Ioannou in 1920
|Born||23 October 1861
|Allegiance||Kingdom of Greece|
|Years of service||1881–1920|
|Commands held||9th Infantry Division, Archipelago Division, Smyrna Army Corps|
|Battles/wars||Greco-Turkish War of 1897, Balkan Wars, Macedonian Front, Asia Minor Campaign|
Dimitrios Ioannou (Greek: Δημήτριος Ιωάννου, 1861–1926) was a senior Greek Army officer who fought in the Macedonian Front during World War I and in the opening stages of the Greco-Turkish War of 1919–1922.
Born on 23 October 1861 at Levadeia, Ioannou entered the Hellenic Army Academy and was commissioned as a 2nd Lieutenant in the Engineers on 25 July 1884. In 1897, as a Captain, he participated in the Greek expeditionary force to Crete under Colonel Timoleon Vassos. By the time the First Balkan War broke out October 1912 he was a Lt. Colonel, and served as chief of staff of the Army of Epirus, under Lt. General Konstantinos Sapountzakis. Later, during the Battle of Bizani, he commanded a detachment of four Evzone battalions, and was distinguished for his drive and determination.

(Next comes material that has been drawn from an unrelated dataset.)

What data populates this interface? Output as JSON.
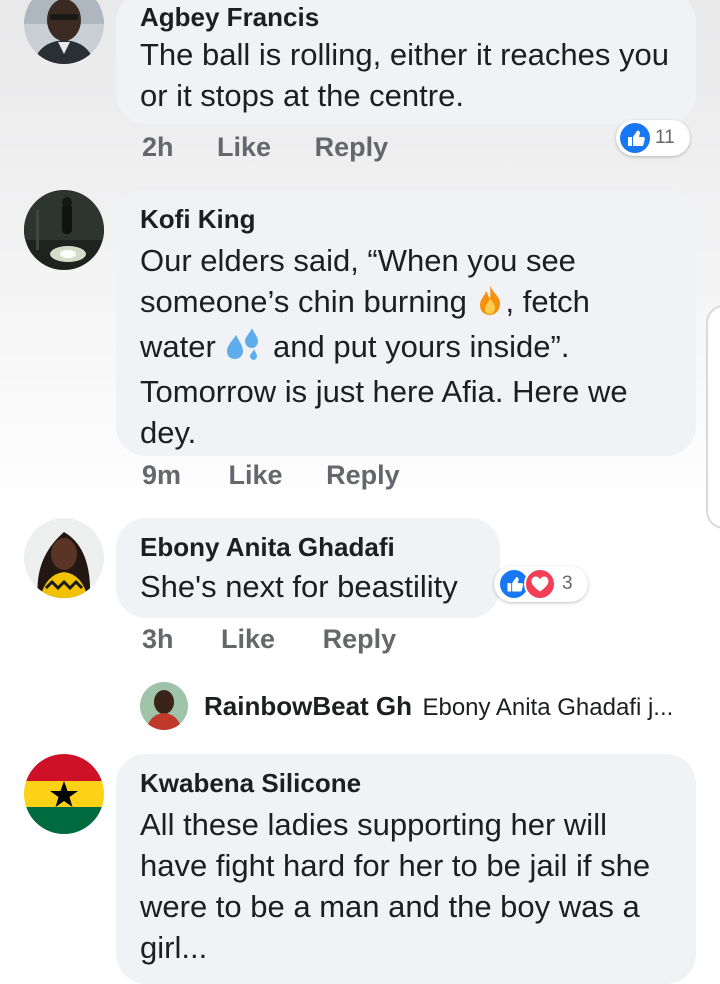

He was named as the commanding officer of the newly raised 9th Infantry Division in 1913, and commanded it until 1916, when he joined the Venizelist Movement of National Defence in Thessaloniki, which, in opposition to the royal government in Athens, entered World War I on the side of the Entente Powers. Ioannou was tasked with the formation of the Archipelago Division, drawn from the inhabitants of the Aegean islands. By May 1917, his division was ready and deployed in the Monastir sector of the Macedonian Front. He led his division to victory at the Battle of Skra-di-Legen in May 1918, and participated with it in the general Allied offensive of September 1918, which broke the German-Bulgarian front. The armistice with Bulgaria found him with his division at Pehčevo.
Promoted to Lieutenant General already a few months earlier, Ioannou now assumed command of I Army Corps and then of the Army of Epirus. Following the Greek landing at Smyrna in May 1919 and the establishment of a zone of occupation around the city, he was chosen to command the newly constituted Smyrna Army Corps, which he led in the spring operations and the summer offensive of 1920. Following the unexpected electoral victory of the anti-Venizelist United Opposition in November 1920, he was dismissed from his post. He died in 1926 in Athens.
Ioannou enjoyed a reputation as an expert in fortifications, but distinguished himself for his—often reckless—bravery and aggressiveness as a leader. The Greek writer Stratis Myrivilis, in his anti-war novel Life in the Tomb, which describes life on the Macedonian Front based on the author's own experiences as a soldier in the Archipelago Division, gives a portrait of Ioannou, under his popular nickname Balafaras: a slightly buffoonish but larger-than-life man, who likes to demonstrate his personal bravery by refusing to take cover or wear a helmet while visiting the trenches in full uniform, and whose more foolhardy impulses have to be restrained by his aides and the French high command.
- Note: Greece officially adopted the Gregorian calendar on 16 February 1923 (which became 1 March). All dates prior to that, unless specifically denoted, are Old Style.
- Μεγάλη Στρατιωτική και Ναυτική Εγκυκλοπαιδεία. Τόμος Γ′: Δαβατηνός – Ιωσήφ [Great Military and Naval Encyclopedia. Volume III] (in Greek). Athens. 1929. p. 608.